Again into Bondage?

ruthmontgomeryphotoThis is an article from the Syracuse Herald Journal by Ruth Montgomery dated 5/22/1967.

WASHINGTON – If it is true that history repeats itself, Americans can scarcely view with complacency the military dictatorship which has seized control of Greece, the birthplace of democracy. Nearly 200 years ago, while we were still a British colony, Professor Alexander Tyler wrote about the fall of the American republic in these words:

A democracy cannot exist as a permanent form of government. It can only exist until the voters discover that they can vote largesse from the public treasury.”  

“From that moment on, the majority always votes for the candidates promising the most benefits from the public treasury, with the result that a democracy always collapses over loose fiscal policy, always followed by a dictatorship.”
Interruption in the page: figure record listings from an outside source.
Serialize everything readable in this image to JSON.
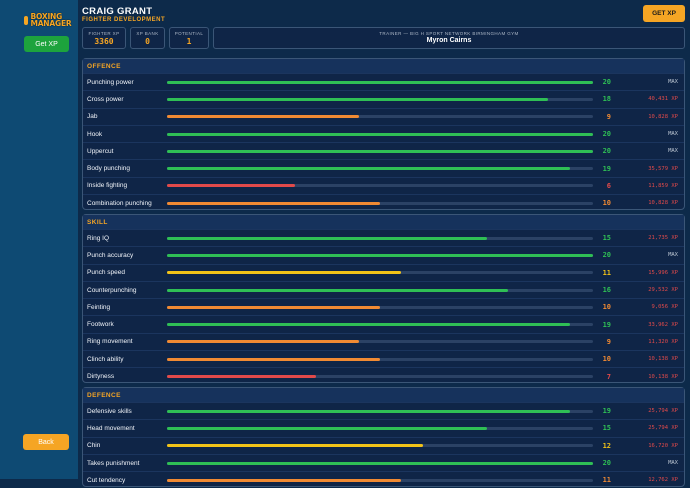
{
  "sidebar": {
    "logo_text": "BOXING MANAGER",
    "get_xp_label": "Get XP",
    "back_label": "Back"
  },
  "header": {
    "name": "CRAIG GRANT",
    "subtitle": "FIGHTER DEVELOPMENT",
    "get_xp_label": "GET XP",
    "stats": [
      {
        "label": "FIGHTER XP",
        "value": "3360"
      },
      {
        "label": "XP BANK",
        "value": "0"
      },
      {
        "label": "POTENTIAL",
        "value": "1"
      }
    ],
    "trainer_label": "TRAINER — BIG H SPORT NETWORK BIRMINGHAM GYM",
    "trainer_name": "Myron Cairns"
  },
  "colors": {
    "green": "#2fbf55",
    "orange": "#f08a33",
    "yellow": "#f2c318",
    "red": "#e14a4a",
    "accent": "#f5a524"
  },
  "sections": [
    {
      "title": "OFFENCE",
      "rows": [
        {
          "name": "Punching power",
          "level": "20",
          "progress": 1.0,
          "color": "green",
          "cost": "MAX"
        },
        {
          "name": "Cross power",
          "level": "18",
          "progress": 0.895,
          "color": "green",
          "cost": "40,431 XP"
        },
        {
          "name": "Jab",
          "level": "9",
          "progress": 0.45,
          "color": "orange",
          "cost": "10,828 XP"
        },
        {
          "name": "Hook",
          "level": "20",
          "progress": 1.0,
          "color": "green",
          "cost": "MAX"
        },
        {
          "name": "Uppercut",
          "level": "20",
          "progress": 1.0,
          "color": "green",
          "cost": "MAX"
        },
        {
          "name": "Body punching",
          "level": "19",
          "progress": 0.945,
          "color": "green",
          "cost": "35,579 XP"
        },
        {
          "name": "Inside fighting",
          "level": "6",
          "progress": 0.3,
          "color": "red",
          "cost": "11,859 XP"
        },
        {
          "name": "Combination punching",
          "level": "10",
          "progress": 0.5,
          "color": "orange",
          "cost": "10,828 XP"
        }
      ]
    },
    {
      "title": "SKILL",
      "rows": [
        {
          "name": "Ring IQ",
          "level": "15",
          "progress": 0.75,
          "color": "green",
          "cost": "21,735 XP"
        },
        {
          "name": "Punch accuracy",
          "level": "20",
          "progress": 1.0,
          "color": "green",
          "cost": "MAX"
        },
        {
          "name": "Punch speed",
          "level": "11",
          "progress": 0.55,
          "color": "yellow",
          "cost": "15,996 XP"
        },
        {
          "name": "Counterpunching",
          "level": "16",
          "progress": 0.8,
          "color": "green",
          "cost": "29,532 XP"
        },
        {
          "name": "Feinting",
          "level": "10",
          "progress": 0.5,
          "color": "orange",
          "cost": "9,056 XP"
        },
        {
          "name": "Footwork",
          "level": "19",
          "progress": 0.945,
          "color": "green",
          "cost": "33,962 XP"
        },
        {
          "name": "Ring movement",
          "level": "9",
          "progress": 0.45,
          "color": "orange",
          "cost": "11,320 XP"
        },
        {
          "name": "Clinch ability",
          "level": "10",
          "progress": 0.5,
          "color": "orange",
          "cost": "10,138 XP"
        },
        {
          "name": "Dirtyness",
          "level": "7",
          "progress": 0.35,
          "color": "red",
          "cost": "10,138 XP"
        }
      ]
    },
    {
      "title": "DEFENCE",
      "rows": [
        {
          "name": "Defensive skills",
          "level": "19",
          "progress": 0.945,
          "color": "green",
          "cost": "25,794 XP"
        },
        {
          "name": "Head movement",
          "level": "15",
          "progress": 0.75,
          "color": "green",
          "cost": "25,794 XP"
        },
        {
          "name": "Chin",
          "level": "12",
          "progress": 0.6,
          "color": "yellow",
          "cost": "16,720 XP"
        },
        {
          "name": "Takes punishment",
          "level": "20",
          "progress": 1.0,
          "color": "green",
          "cost": "MAX"
        },
        {
          "name": "Cut tendency",
          "level": "11",
          "progress": 0.55,
          "color": "orange",
          "cost": "12,762 XP"
        }
      ]
    }
  ]
}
The average age of the world’s greatest civilizations has been 200 years. These nations have progressed through this sequence: from bondage to spiritual faith; from spiritual faith to great courage; from courage to liberty; from liberty to abundance; from abundance to selfishness; from selfishness to complacency; from complacency to apathy; from apathy to dependency; from dependency back again to bondage.

We are indebted to a reader, James Oviatt, for Tyler’s reminder of our own possible fate. In less than a decade this nation will celebrate the 200th anniversary of his declaration of independence from Great Britain. None can question the spiritual faith and great courage of our founding fathers, who led us from bondage to liberty; nor question the abundance which that liberty has brought us. But are we, like the once great civilizations of Athens and Rome, now progressing through selfishness, complacency and apathy back to dependency and bondage?
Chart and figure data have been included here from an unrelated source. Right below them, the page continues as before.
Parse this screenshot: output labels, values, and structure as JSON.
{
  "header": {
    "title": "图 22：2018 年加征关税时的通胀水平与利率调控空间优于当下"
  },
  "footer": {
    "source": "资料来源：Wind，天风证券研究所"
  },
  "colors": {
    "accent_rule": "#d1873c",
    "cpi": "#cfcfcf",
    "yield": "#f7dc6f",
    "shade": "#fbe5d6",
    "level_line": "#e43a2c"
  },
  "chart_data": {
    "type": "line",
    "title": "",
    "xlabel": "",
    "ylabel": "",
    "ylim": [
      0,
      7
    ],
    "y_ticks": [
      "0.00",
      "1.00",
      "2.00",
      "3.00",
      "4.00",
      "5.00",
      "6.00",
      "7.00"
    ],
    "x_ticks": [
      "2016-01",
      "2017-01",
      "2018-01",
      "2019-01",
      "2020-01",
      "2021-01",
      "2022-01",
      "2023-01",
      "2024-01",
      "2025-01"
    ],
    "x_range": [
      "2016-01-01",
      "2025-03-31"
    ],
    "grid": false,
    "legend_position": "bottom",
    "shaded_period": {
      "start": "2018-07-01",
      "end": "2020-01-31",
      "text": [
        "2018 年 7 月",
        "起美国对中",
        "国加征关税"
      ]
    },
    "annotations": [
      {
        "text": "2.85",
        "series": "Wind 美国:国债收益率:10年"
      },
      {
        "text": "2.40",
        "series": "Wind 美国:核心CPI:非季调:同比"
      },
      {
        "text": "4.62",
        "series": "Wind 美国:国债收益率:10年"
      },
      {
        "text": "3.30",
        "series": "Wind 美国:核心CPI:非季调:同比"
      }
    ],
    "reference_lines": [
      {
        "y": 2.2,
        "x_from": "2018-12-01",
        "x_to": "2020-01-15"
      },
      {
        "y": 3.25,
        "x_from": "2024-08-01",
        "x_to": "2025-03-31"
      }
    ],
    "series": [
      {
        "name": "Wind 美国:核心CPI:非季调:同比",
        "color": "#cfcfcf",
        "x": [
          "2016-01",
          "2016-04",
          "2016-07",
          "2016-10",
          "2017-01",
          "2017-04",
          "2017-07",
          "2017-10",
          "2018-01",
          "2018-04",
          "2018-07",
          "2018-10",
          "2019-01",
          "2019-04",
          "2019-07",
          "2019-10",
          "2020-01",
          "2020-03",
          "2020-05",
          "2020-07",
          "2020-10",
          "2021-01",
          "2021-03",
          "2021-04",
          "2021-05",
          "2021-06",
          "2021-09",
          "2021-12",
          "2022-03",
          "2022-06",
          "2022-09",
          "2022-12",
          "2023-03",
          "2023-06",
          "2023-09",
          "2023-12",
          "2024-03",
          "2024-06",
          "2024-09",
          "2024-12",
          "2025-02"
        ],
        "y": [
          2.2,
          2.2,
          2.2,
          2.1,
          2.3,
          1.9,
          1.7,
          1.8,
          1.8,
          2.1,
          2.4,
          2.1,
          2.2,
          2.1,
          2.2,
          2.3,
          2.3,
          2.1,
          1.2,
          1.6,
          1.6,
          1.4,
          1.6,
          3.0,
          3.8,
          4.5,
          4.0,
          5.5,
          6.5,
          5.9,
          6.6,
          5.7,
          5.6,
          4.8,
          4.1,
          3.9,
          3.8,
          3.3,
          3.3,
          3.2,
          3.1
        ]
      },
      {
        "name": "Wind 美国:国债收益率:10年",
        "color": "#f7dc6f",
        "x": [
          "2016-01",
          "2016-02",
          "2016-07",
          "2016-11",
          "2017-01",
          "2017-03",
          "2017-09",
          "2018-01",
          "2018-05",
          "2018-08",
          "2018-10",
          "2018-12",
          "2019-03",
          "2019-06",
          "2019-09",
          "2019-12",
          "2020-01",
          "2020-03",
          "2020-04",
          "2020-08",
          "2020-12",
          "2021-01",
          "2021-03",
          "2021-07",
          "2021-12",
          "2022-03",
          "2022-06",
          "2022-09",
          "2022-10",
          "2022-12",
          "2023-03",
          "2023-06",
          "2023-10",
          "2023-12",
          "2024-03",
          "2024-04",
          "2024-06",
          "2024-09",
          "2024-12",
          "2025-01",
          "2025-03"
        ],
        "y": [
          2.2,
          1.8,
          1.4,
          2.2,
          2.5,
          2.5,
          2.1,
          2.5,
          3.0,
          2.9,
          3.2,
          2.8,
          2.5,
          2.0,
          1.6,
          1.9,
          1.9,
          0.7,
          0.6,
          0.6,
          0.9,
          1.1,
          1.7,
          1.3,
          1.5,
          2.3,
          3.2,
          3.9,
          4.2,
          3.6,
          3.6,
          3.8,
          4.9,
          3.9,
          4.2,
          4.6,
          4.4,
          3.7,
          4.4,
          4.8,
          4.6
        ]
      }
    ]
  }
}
We read of the personal greed that has brought proud legislators to their knees, of special interests that demand special privilege, of selfishly labor leaders who are wrecking newspapers and other industries, of “black power” advocates and “white segregationists.”

Tyler warned that democracy can only exist until people begin voting themselves largesse from the treasury, and electing those candidates who promised the most benefits from the public trough. And dictatorship, he added, inevitably follows loose fiscal policy.
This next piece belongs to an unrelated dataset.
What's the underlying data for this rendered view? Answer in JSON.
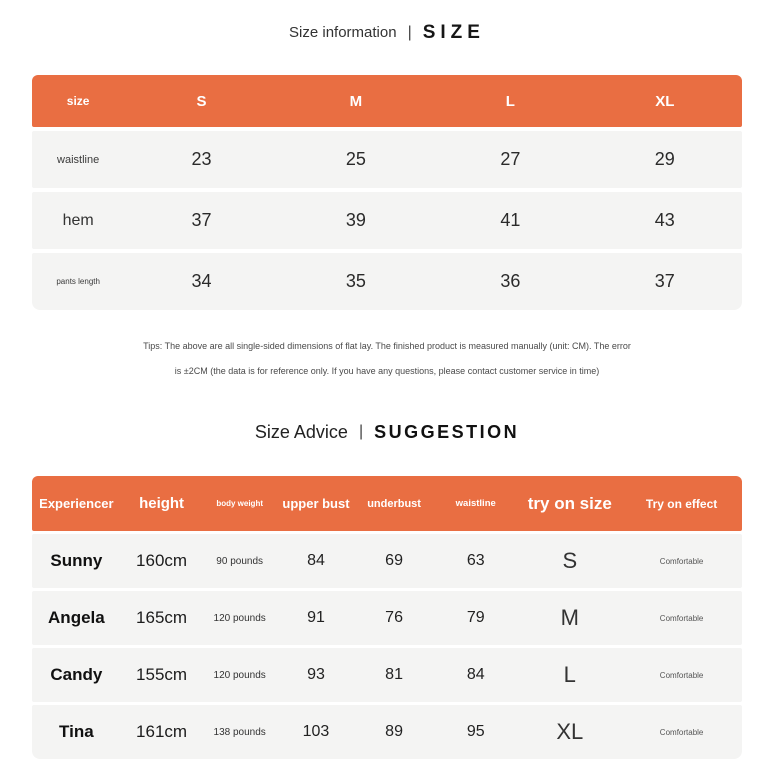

How much longer, then, can we safely continue to promise everything to everybody? How long can our national policy be one of distributing largesse to those who refuse to help themselves, both here and abroad? The Administration has now asked Congress to set a new “permanent” debt ceiling of $36 billion, an amount which is $29 billion above the current temporary limit. In pleading the case for this astronomical example of living-beyond-one’s-budget, Treasury Secretary Henry H. Fowler said that next year’s federal deficit could soar as high as $24 billion, although President Johnson in January projected at eight or nine billion.

Where do we go from here? In our headlong quest for both guns and butter, the government takes more and more of our money, while going ever deeper into debt. When America is bled red, who will then rush to the rescue of hungry nations that fail to tax their rich, to revolutionize their agriculture and push for birth control? And if the young radicals who refuse to fight for the preservation of liberty succeed in sapping and our will to resist aggression, who will then turn the ghettos into model communities?

Complacency, apathy, dependency, and “back again into bondage?” It is not a pretty prospect.